374 | Daylight Saving Time

March 15, 2015
Sunday, 8:00 p.m.
Letter #374: Daylight Saving Time

 

Dear Family,

This past week marked the official start of Daylight Saving Time. (Note that there is no “s” after “Saving.” We are saving daylight, not promoting a sale at the mall: “With 50% Daylight Savings on Everything!”) Based on the false pretense that it is even possible to save time or daylight, Daylight Saving Time is meant to extend daylight hours further into our evenings. Allegedly this helps farmers, who would otherwise probably feel bad for having to get up early to miss the sun’s heat. Don’t farmers have to get up early anyway? I thought that’s part of the job description.

Supposedly, the lack of Daylight Saving Time helps school children, who don’t want to walk to school in the dark. Aww, cry me a river! I used to walk to school at 4:30 every morning, and trust me, the sun wasn’t anywhere to be found. Granted, it wasn’t that bad because I was home-schooled, but I sometimes bumped into the bookshelf in the hallway on my way to the schoolroom.

This epic battle between our nation’s farmers and our nation’s school children can be easily solved without forcing the rest of us non-farmer post-school individuals to mediate their quibble and pay for it on the backs of our innocent timepieces. Whoever made these Daylight Saving Time rules never had to set digital clocks on coffeemakers, microwaves, car dashboards, or home theater equipment. So tedious are these tasks that most Americans take weeks to accomplish them or leave them undone for six months. This is a travesty. The solution is closer than you might think, however, located in our northernmost state, Alaska.

All our farmers could move to Alaska during the long dark months of the year, easily accomplishing every day’s chores in the 16-20 hours of darkness every new day brings, without so much as breaking a sweat. Then, as the days grow longer in the summer months, we can ship our nation’s school children to Alaska for special school sessions. Their extra-long school days can end with a very non-scary walk home at 10:00 p.m. in broad daylight. The rest of us can thus live like the rest of the world who never have to tamper with their timepieces or live with the daily reminder of their failure to adjust the time for the farmers’ sake.

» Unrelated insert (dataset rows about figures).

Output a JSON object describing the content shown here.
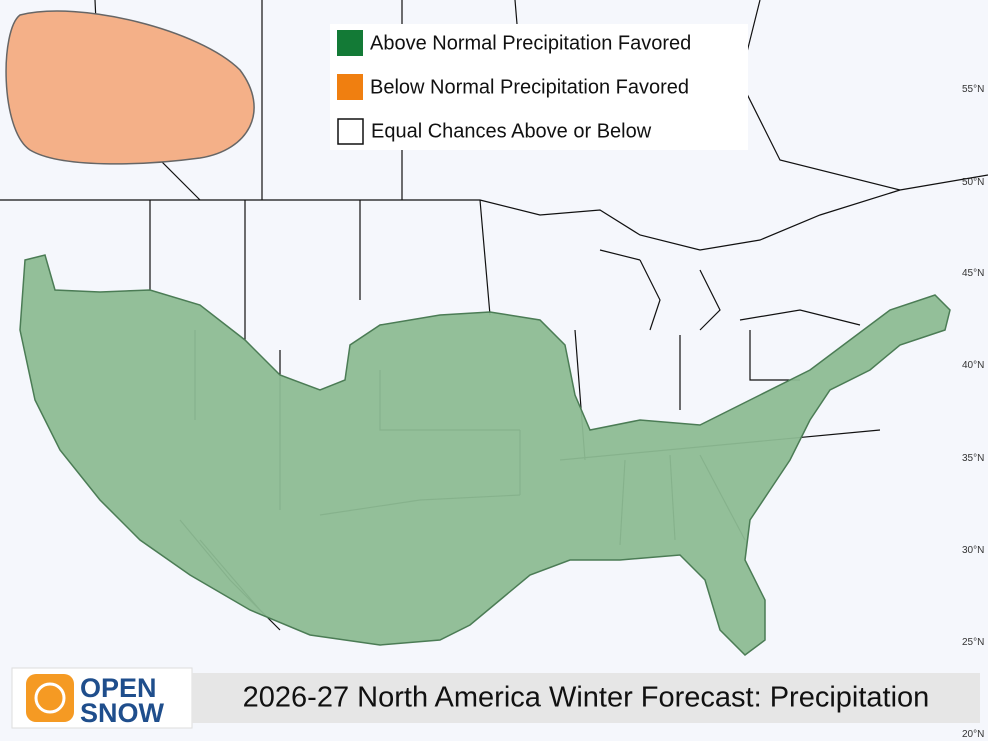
{
  "legend": {
    "items": [
      "Above Normal Precipitation Favored",
      "Below Normal Precipitation Favored",
      "Equal Chances Above or Below"
    ]
  },
  "title": "2026-27 North America Winter Forecast: Precipitation",
  "logo": {
    "line1": "OPEN",
    "line2": "SNOW"
  },
  "latitude_labels": [
    "55°N",
    "50°N",
    "45°N",
    "40°N",
    "35°N",
    "30°N",
    "25°N",
    "20°N"
  ]
}
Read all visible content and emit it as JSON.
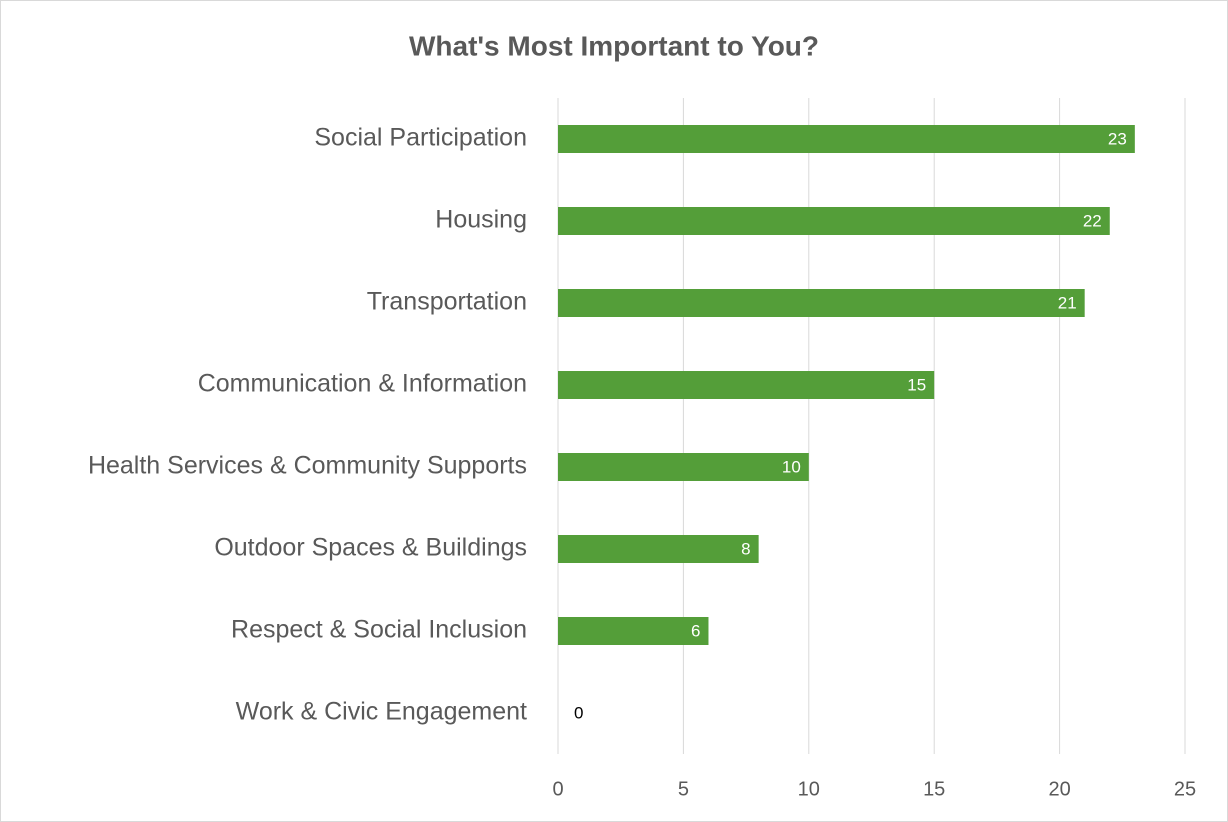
{
  "chart_data": {
    "type": "bar",
    "orientation": "horizontal",
    "title": "What's Most Important to You?",
    "categories": [
      "Social Participation",
      "Housing",
      "Transportation",
      "Communication & Information",
      "Health Services & Community Supports",
      "Outdoor Spaces & Buildings",
      "Respect & Social Inclusion",
      "Work & Civic Engagement"
    ],
    "values": [
      23,
      22,
      21,
      15,
      10,
      8,
      6,
      0
    ],
    "color": "#549e39",
    "xlim": [
      0,
      25
    ],
    "xticks": [
      0,
      5,
      10,
      15,
      20,
      25
    ],
    "grid": true
  }
}
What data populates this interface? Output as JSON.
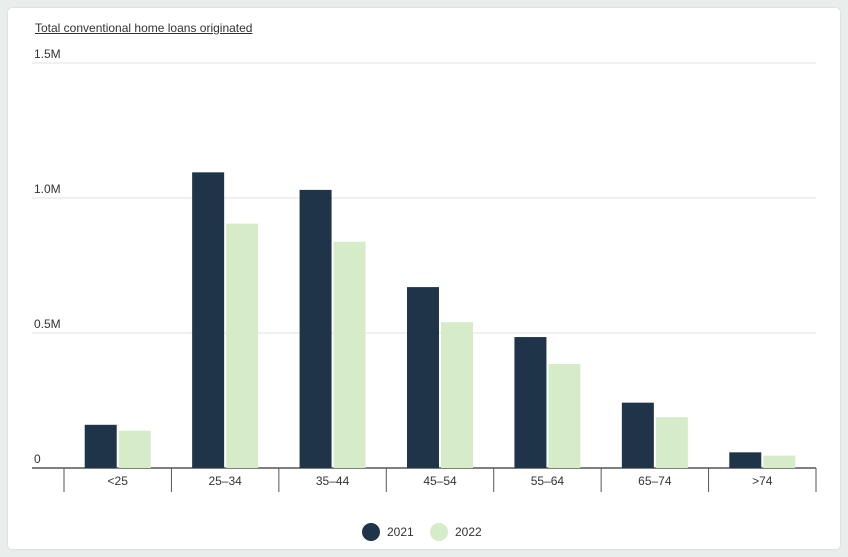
{
  "chart_data": {
    "type": "bar",
    "title": "Total conventional home loans originated",
    "categories": [
      "<25",
      "25–34",
      "35–44",
      "45–54",
      "55–64",
      "65–74",
      ">74"
    ],
    "series": [
      {
        "name": "2021",
        "color": "#1f3349",
        "values": [
          160000,
          1095000,
          1030000,
          670000,
          485000,
          242000,
          58000
        ]
      },
      {
        "name": "2022",
        "color": "#d6ecc9",
        "values": [
          138000,
          905000,
          838000,
          540000,
          385000,
          188000,
          46000
        ]
      }
    ],
    "ylim": [
      0,
      1500000
    ],
    "yticks": [
      {
        "value": 0,
        "label": "0"
      },
      {
        "value": 500000,
        "label": "0.5M"
      },
      {
        "value": 1000000,
        "label": "1.0M"
      },
      {
        "value": 1500000,
        "label": "1.5M"
      }
    ],
    "grid": true,
    "legend_position": "bottom-center",
    "xlabel": "",
    "ylabel": ""
  }
}
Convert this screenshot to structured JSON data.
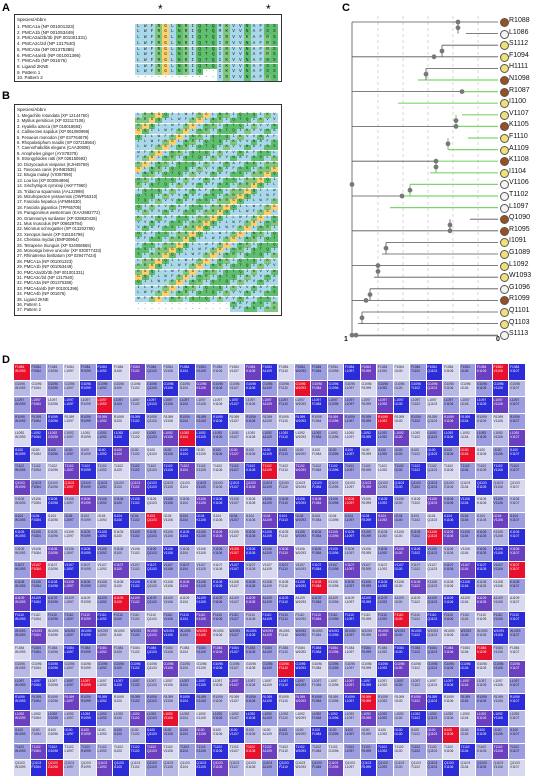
{
  "panels": {
    "a": "A",
    "b": "B",
    "c": "C",
    "d": "D"
  },
  "panelA": {
    "header": "Species/Abbrv",
    "stars": [
      "*",
      "*"
    ],
    "rows": [
      {
        "label": "1. PMCA1a (NP 001001323)",
        "seq": "LRRGQILWFRGLNRIQTQMKVVNAFSS"
      },
      {
        "label": "2. PMCA1b (NP 001053449)",
        "seq": "LRRGQILWFRGLNRIQTQMKVVNAFSS"
      },
      {
        "label": "3. PMCA2a/2b/3b (NP 001001331)",
        "seq": "LRRGQILWFRGLNRIQTQIRVVKAFRS"
      },
      {
        "label": "4. PMCA2c/2d (NP 1317540)",
        "seq": "LRRGQILWFRGLNRIQTQIRVVNAFRS"
      },
      {
        "label": "5. PMCA3a (NP 001375386)",
        "seq": "LRRGQILWFRGLNRIQTQIRVVNAFRS"
      },
      {
        "label": "6. PMCA4a/4b (NP 001001396)",
        "seq": "LRRGQILWFRGLNRIQTQIRVVNAFRS"
      },
      {
        "label": "7. PMCA4b (NP 001676)",
        "seq": "LRRGQILWFRGLNRIQTQIKVVNAFSS"
      },
      {
        "label": "8. Ligand 2KNE",
        "seq": "LRRGQILWFRGLNRIQTQIKVVNAFSS"
      },
      {
        "label": "9. Pattern 1",
        "seq": "LRRGQILWFRGLNRIQ--IKVVNAFSS"
      },
      {
        "label": "10. Pattern 2",
        "seq": "-----------------IRVVNAFRS"
      }
    ]
  },
  "panelB": {
    "header": "Species/Abbrv",
    "rows": [
      "1. Megachile rotundata (XP 12144760)",
      "2. Mytilus persiticus (XP 022117106)",
      "3. Hyalella azteca (XP 018018693)",
      "4. Callinectes sapidus (XP 061080998)",
      "5. Penaeus monodon (XP 037764679)",
      "6. Rhopalosiphum maidis (XP 037218564)",
      "7. Caenorhabditis elegans (CAA30608)",
      "8. Anopheles ginger (AYS78378)",
      "9. Strongyloides ratti (XP 028150593)",
      "10. Dictyocaulus viviparus (KJH45769)",
      "11. Toxocara canis (KHN83535)",
      "12. Brugia malayi (VIO87896)",
      "13. Loa loa (XP 003064896)",
      "14. Sinchytrigos cyminoji (AKF77960)",
      "15. Tridacna squamosa (AAL22998)",
      "16. Mizuhopecten yessoensis (OWF55310)",
      "17. Fasciola hepatica (AFM94630)",
      "18. Fasciola gigantica (TPP65705)",
      "19. Paragonimus westermani (KAA3682772)",
      "20. Gramnomys surdaster (XP 028820426)",
      "21. Mus musculus (NP 006629784)",
      "22. Microtus ochrogaster (XP 013202785)",
      "23. Xenopus laevis (XP 018104796)",
      "24. Chelonia mydas (EMP30964)",
      "25. Tetrapene triunguis (XP 024066565)",
      "26. Monosiga breve unicolor (XP 030077433)",
      "27. Rhinatrema bivittatum (XP 029477424)",
      "28. PMCA1a (NP 001001323)",
      "29. PMCA1b (NP 001053449)",
      "30. PMCA2a/2b/3b (NP 001001331)",
      "31. PMCA2c/2d (NP 1317540)",
      "32. PMCA3a (NP 001375386)",
      "33. PMCA4a/4b (NP 001001396)",
      "34. PMCA4b (NP 001676)",
      "35. Ligand 2KNE",
      "36. Pattern 1",
      "37. Pattern 2"
    ]
  },
  "panelC": {
    "scale_left": "1",
    "scale_right": "0",
    "leaves": [
      {
        "label": "R1088",
        "color": "#9a4f1e"
      },
      {
        "label": "L1086",
        "color": "#f4f4f4"
      },
      {
        "label": "S1112",
        "color": "#f0e07a"
      },
      {
        "label": "F1094",
        "color": "#f0e07a"
      },
      {
        "label": "H1111",
        "color": "#f0e07a"
      },
      {
        "label": "N1098",
        "color": "#9a4f1e"
      },
      {
        "label": "R1087",
        "color": "#9a4f1e"
      },
      {
        "label": "I1100",
        "color": "#f0e07a"
      },
      {
        "label": "V1107",
        "color": "#f0e07a"
      },
      {
        "label": "K1105",
        "color": "#9a4f1e"
      },
      {
        "label": "F1110",
        "color": "#f0e07a"
      },
      {
        "label": "A1109",
        "color": "#f0e07a"
      },
      {
        "label": "K1108",
        "color": "#9a4f1e"
      },
      {
        "label": "I1104",
        "color": "#f0e07a"
      },
      {
        "label": "V1106",
        "color": "#f4f4f4"
      },
      {
        "label": "T1102",
        "color": "#f4f4f4"
      },
      {
        "label": "L1097",
        "color": "#f4f4f4"
      },
      {
        "label": "Q1090",
        "color": "#9a4f1e"
      },
      {
        "label": "R1095",
        "color": "#9a4f1e"
      },
      {
        "label": "I1091",
        "color": "#f0e07a"
      },
      {
        "label": "G1089",
        "color": "#f0e07a"
      },
      {
        "label": "L1092",
        "color": "#f0e07a"
      },
      {
        "label": "W1093",
        "color": "#f0e07a"
      },
      {
        "label": "G1096",
        "color": "#f4f4f4"
      },
      {
        "label": "R1099",
        "color": "#9a4f1e"
      },
      {
        "label": "Q1101",
        "color": "#f0e07a"
      },
      {
        "label": "Q1103",
        "color": "#f0e07a"
      },
      {
        "label": "S1113",
        "color": "#f4f4f4"
      }
    ]
  },
  "panelD": {
    "residues": [
      "W1093",
      "F1084",
      "G1096",
      "L1097",
      "R1099",
      "L1092",
      "I1100",
      "T1102",
      "Q1103",
      "V1106",
      "I1104",
      "K1105",
      "V1106",
      "V1107",
      "K1108",
      "A1109",
      "F1110"
    ]
  }
}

The other solution, of course, is to let the farmers and school kids, who do not have nearly as many clocks to reset as the rest of us, play with their little Daylight Saving Time idea all by themselves. Just leave the rest of us out of it. I would not mind if a farmer showed up late to my party. Or early. The first hour of a party is not that important, anyway, and if he arrives early, I could keep him busy milking my goats. Or milking my soybeans, if my wife is lactose intolerant.

As for the school kids, who have obviously never heard of the amazing new invention called a “flashlight,” a well-lit bounce house will keep them entertained for hours, no matter what time they show up. And that is if we even choose to invite these pretentious, allegedly-afraid-of-the-dark Daylight Walkers to our parties.

The real question is if all this drama over a bit of sunshine even matters in our modern age. Deep in the heart of upstate New York, I rode shotgun in the spacious, air-conditioned cab of a combine, with the radio blaring and the thing steering itself via GPS. We blew past an Amish guy on the farm next to ours, sweating it out with his horse in the sun, blissfully unaware of all the daylight that had been saved for people like him.

And who still walks to school in the dark? Even bankrupt Detroit, which lost 40% of its streetlights in the economic collapse, found the funding it needed to replace every one. For some reason, children still refuse to walk to school in Detroit, however, despite the new lights. For the love of the city, the ungrateful brats should proudly walk to school by streetlight, even if some things are so derelict they shouldn’t be illuminated.

For those who are still afraid of the dark, modern technology has brought the schoolhouse to their front door, if they keep the internet by the front door, that is. Online courses from nearly every school imaginable—Harvard, Yale, Kahn, and TED, for example—are free for the taking, with absolutely no walking in the dark necessary. A truly win-win scenario, assuming that Harvard wants to have whiny Daylight Saving Time-hating chumps as alumni.

We should also boldly ask ourselves if catering to these special-interest groups really does that much good. It clearly creates more work and frustration for the rest of us, so does it do any good for the minorities involved to have such a thing as Daylight Saving Time? How will a farmer ever get his famous below-the-sleeves “Farmer’s Tan” if we have catered to his wishes and allowed him to work in the dark of night? And how will millions of school children ever be able to face their own kids someday if they can’t claim that they “walked to school in the dark and snow, uphill both ways?” Good luck with that.

I say we blindfold every farmer and farmer’s kid and non-farmer’s kid. That way, we can pretend it is whatever time we want, no matter the actual location of the sun in the sky nor our actual proximity to Juneau.

Me? I’ve opted to live in Arizona, where they choose to not celebrate Daylight Saving Time, so they don’t have to spend forever re-setting clocks and watches. It’s called Time Saving Time, and you other states should try it.